Furthermore, we studied the efficiency of ventilation by placing a folded gauze in the buccal cavities (on the both sides of the airway) in edentulous patients and concluded that placing a folded gauze in the buccal cavities (on the both sides of the airway) in edentulous patients would significantly facilitate BMV compared with no intervention in edentulous patients (Figure 4). Another significant result of our study was that female edentulous patients were ventilated more efficiently compared with the male edentulous patients [15].

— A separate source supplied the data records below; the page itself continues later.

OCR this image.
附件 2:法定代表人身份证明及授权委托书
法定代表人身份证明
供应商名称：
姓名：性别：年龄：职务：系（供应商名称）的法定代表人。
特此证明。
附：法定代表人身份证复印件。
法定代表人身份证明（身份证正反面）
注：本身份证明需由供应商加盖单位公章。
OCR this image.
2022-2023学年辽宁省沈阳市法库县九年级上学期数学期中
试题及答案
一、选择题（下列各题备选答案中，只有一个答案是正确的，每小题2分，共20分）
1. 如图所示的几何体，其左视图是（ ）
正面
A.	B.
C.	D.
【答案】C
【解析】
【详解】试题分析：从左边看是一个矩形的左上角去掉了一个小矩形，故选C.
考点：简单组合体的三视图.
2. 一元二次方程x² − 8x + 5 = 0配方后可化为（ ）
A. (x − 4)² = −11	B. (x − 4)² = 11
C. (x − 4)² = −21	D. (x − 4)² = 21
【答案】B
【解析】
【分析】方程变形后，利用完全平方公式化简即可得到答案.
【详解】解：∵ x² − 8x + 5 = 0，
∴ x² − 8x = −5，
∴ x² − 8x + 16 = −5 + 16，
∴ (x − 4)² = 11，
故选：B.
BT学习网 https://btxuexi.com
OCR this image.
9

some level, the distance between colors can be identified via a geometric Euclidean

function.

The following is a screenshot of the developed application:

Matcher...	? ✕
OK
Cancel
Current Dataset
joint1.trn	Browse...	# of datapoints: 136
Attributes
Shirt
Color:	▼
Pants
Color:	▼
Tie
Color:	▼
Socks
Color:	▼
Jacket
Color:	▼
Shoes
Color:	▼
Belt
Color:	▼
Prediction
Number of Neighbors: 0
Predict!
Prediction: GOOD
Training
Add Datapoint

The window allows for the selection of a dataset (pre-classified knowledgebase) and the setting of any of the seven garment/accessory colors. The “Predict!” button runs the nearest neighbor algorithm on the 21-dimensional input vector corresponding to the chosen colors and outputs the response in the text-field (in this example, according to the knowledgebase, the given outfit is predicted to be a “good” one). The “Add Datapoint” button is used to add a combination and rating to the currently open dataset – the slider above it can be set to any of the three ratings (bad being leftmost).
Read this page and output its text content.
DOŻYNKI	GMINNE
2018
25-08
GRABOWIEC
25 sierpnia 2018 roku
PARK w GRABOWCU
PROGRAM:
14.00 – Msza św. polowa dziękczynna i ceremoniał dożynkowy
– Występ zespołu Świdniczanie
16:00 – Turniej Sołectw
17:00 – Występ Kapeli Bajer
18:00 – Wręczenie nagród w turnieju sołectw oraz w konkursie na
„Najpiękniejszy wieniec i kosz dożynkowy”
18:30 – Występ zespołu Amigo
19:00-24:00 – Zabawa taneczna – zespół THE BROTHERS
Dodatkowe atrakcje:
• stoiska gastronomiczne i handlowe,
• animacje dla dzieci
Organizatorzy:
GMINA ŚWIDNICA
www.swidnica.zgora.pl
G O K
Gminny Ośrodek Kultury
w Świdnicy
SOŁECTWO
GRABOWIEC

Figure 4: Placing a folded gauze in the buccal cavities (on the both sides of the airway) in edentulous patients is performed to improve Bag-Mask-Ventilation.

In a study performed by Racine et al. on 49 edentulous patients, it was concluded that placing the mask in a lower lip position by repositioning the caudal end of the mask above the lower lip while maintaining the head in extension would lead to less air leak and better BMV compared with the conventional approach in which the rim of the mask is placed on the chin [16].


A history of snoring is indicative of redundant oropharyngeal tissue. In such situations using an oral airway and head extension position, if not contraindicated, would be helpful [8].

Nasogastric tube

In the study of Noguchi et al., dental glue was administered in the patients with NGT to improve BMV. The obtained results indicated that using denture adhesive in patients with NGT would increase Expiratory volumes compared with the patients in which denture adhesive was not used (P<0.001) [17].

Drug-related causes

Opioids: Large doses of opioids decrease chest wall compliance and therefore lead to DMV, a conditioned known as “Wooden Chest Syndrome” [5]. However using premedication including Midazolam and Diazepam and non-depolarizing muscle relaxants significantly decreases the incidence of this syndrome and treats it [18].

Succinylcholine: Frequently, administering succinylcholine both in children and adults leads to increased muscular tone of masseter muscle which in turns can result in clinically significant jaw rigidity, (Jaw of Steel), affecting ventilation efficiency [5,19,20]. Masseter spasm per se is considered a benign phenomenon; however it might also be an early alarming indicator of malignant hyperthermia. In a study by Meakin et al., it was hypothesized that this increase in muscular tone or spasm may be due to admininestering doses lower than the required doses [21].